For most shoppers (96 percent), picking from the produce aisle is considered an investment in health and well-being. Consumers increasingly associate fresh produce with digestive health, weight management and disease management. One-third of consumers who pay a lot of attention to health and nutrition see fresh produce as playing a central role in their diet, and six-in-ten shoppers purchase fruits and vegetables to deliver on specific health benefits. This positive association has spurred higher demand for more information about nutrition, health benefits, recommended daily amounts and other health-centric insights.

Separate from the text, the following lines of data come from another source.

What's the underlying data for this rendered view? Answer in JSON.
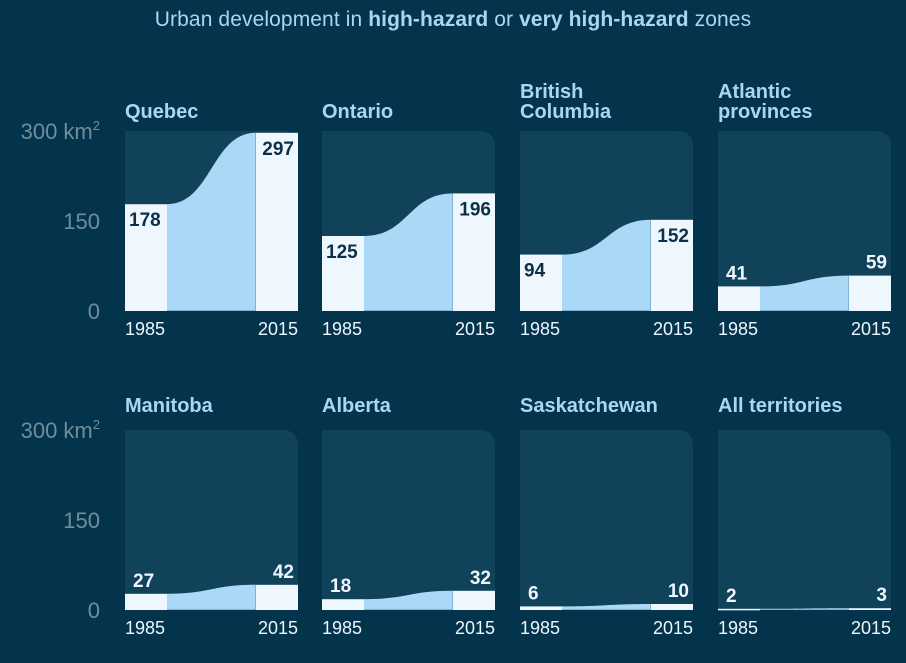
{
  "title": {
    "parts": [
      {
        "text": "Urban development in ",
        "bold": false
      },
      {
        "text": "high-hazard",
        "bold": true
      },
      {
        "text": " or ",
        "bold": false
      },
      {
        "text": "very high-hazard",
        "bold": true
      },
      {
        "text": " zones",
        "bold": false
      }
    ]
  },
  "colors": {
    "background": "#03344c",
    "panel": "#10425a",
    "bar": "#eef6fe",
    "area": "#acd8f8",
    "area_edge": "#7fb2d6",
    "title": "#a9d6f5",
    "axis": "#6f8e9c",
    "value_dark": "#0c3049"
  },
  "chart_data": {
    "type": "bar",
    "title": "Urban development in high-hazard or very high-hazard zones",
    "ylabel": "",
    "yunit": "km²",
    "ylim": [
      0,
      300
    ],
    "yticks": [
      {
        "value": 300,
        "label": "300 km",
        "sup": "2"
      },
      {
        "value": 150,
        "label": "150",
        "sup": ""
      },
      {
        "value": 0,
        "label": "0",
        "sup": ""
      }
    ],
    "categories": [
      "1985",
      "2015"
    ],
    "series": [
      {
        "name": "Quebec",
        "title_lines": [
          "Quebec"
        ],
        "values": [
          178,
          297
        ]
      },
      {
        "name": "Ontario",
        "title_lines": [
          "Ontario"
        ],
        "values": [
          125,
          196
        ]
      },
      {
        "name": "British Columbia",
        "title_lines": [
          "British",
          "Columbia"
        ],
        "values": [
          94,
          152
        ]
      },
      {
        "name": "Atlantic provinces",
        "title_lines": [
          "Atlantic",
          "provinces"
        ],
        "values": [
          41,
          59
        ]
      },
      {
        "name": "Manitoba",
        "title_lines": [
          "Manitoba"
        ],
        "values": [
          27,
          42
        ]
      },
      {
        "name": "Alberta",
        "title_lines": [
          "Alberta"
        ],
        "values": [
          18,
          32
        ]
      },
      {
        "name": "Saskatchewan",
        "title_lines": [
          "Saskatchewan"
        ],
        "values": [
          6,
          10
        ]
      },
      {
        "name": "All territories",
        "title_lines": [
          "All territories"
        ],
        "values": [
          2,
          3
        ]
      }
    ]
  }
}
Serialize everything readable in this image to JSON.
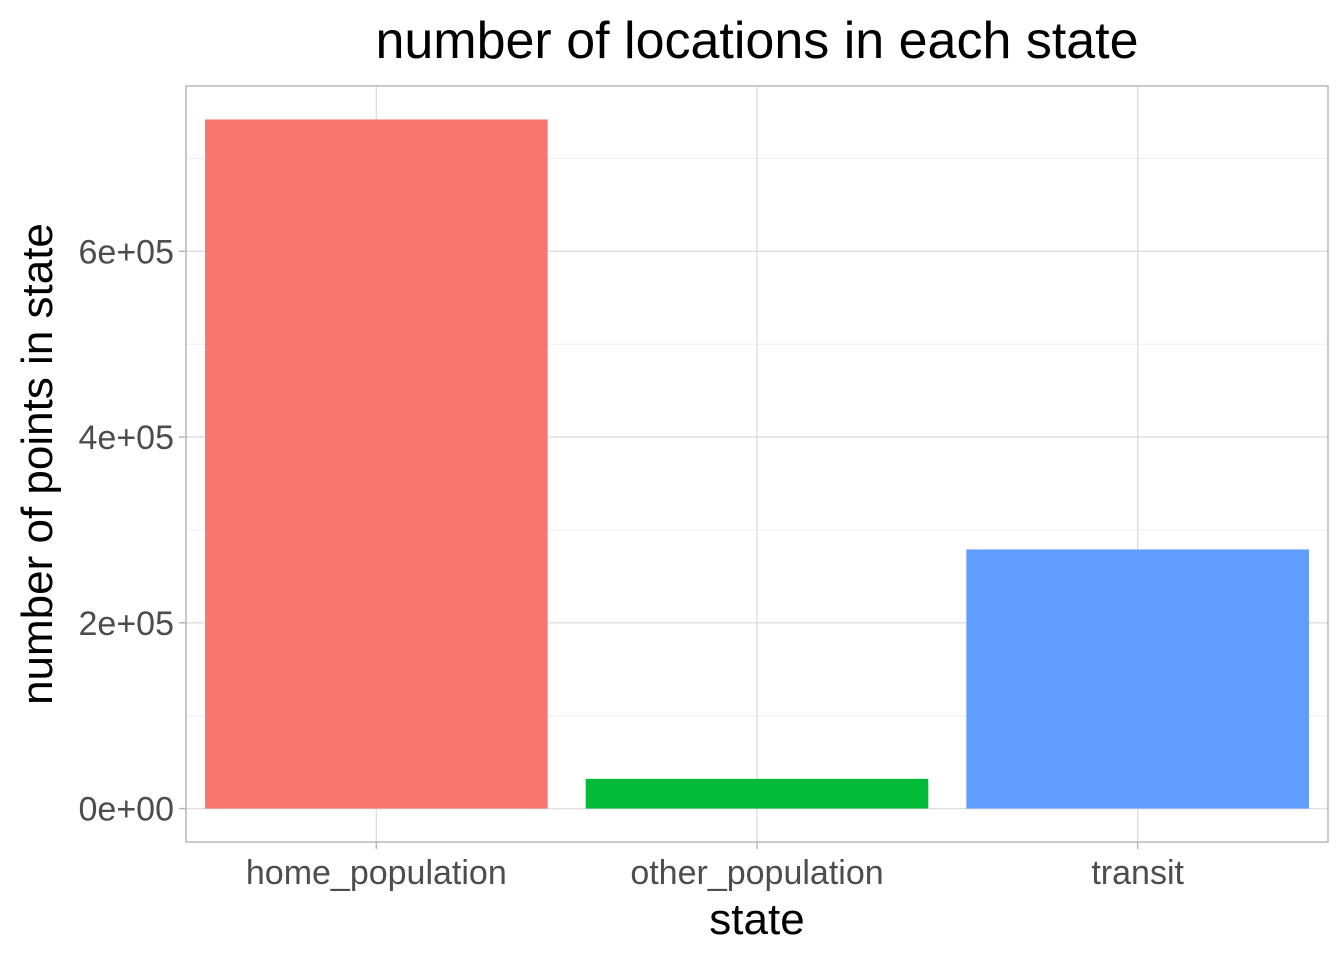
{
  "chart_data": {
    "type": "bar",
    "title": "number of locations in each state",
    "xlabel": "state",
    "ylabel": "number of points in state",
    "categories": [
      "home_population",
      "other_population",
      "transit"
    ],
    "values": [
      742000,
      32000,
      279000
    ],
    "colors": [
      "#F8766D",
      "#00BA38",
      "#619CFF"
    ],
    "ylim": [
      -36000,
      778000
    ],
    "yticks": [
      0,
      200000,
      400000,
      600000
    ],
    "ytick_labels": [
      "0e+00",
      "2e+05",
      "4e+05",
      "6e+05"
    ],
    "grid": true,
    "legend": "none"
  }
}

From pre-cut and pre-washed options to grab-and-go and ready-to-serve solutions, convenience remains the top value-add for produce shoppers. The report found that nearly half of shoppers frequently purchase convenient vegetable (45 percent) and fruit (48 percent) solutions. This popularity among consumers led to value-added fruits and vegetables making up 14.4 percent of total fresh product sales in 2021. The share of shoppers expecting to purchase more value-added produce remains high at 27 percent, while only 5 percent anticipate they will purchase less.
Fifty-six percent of consumers want their produce department to carry more fruits and vegetables that are locally grown, followed by grown in the USA (54 percent). Such distinctions are most effective when paired with specific locally sourced definitions, like a certain mile radius or state lines. However, the definition of the term differs depending on the area of the country in which the shopper lives and the generation to which they belong.
The 2022 Power of Produce was conducted by 210 Analytics and made possible by the Southeast Produce Council (SEPC), Invafresh and Yerecic Label. The report was presented at SEPC’s 2022 Southern Exposure conference.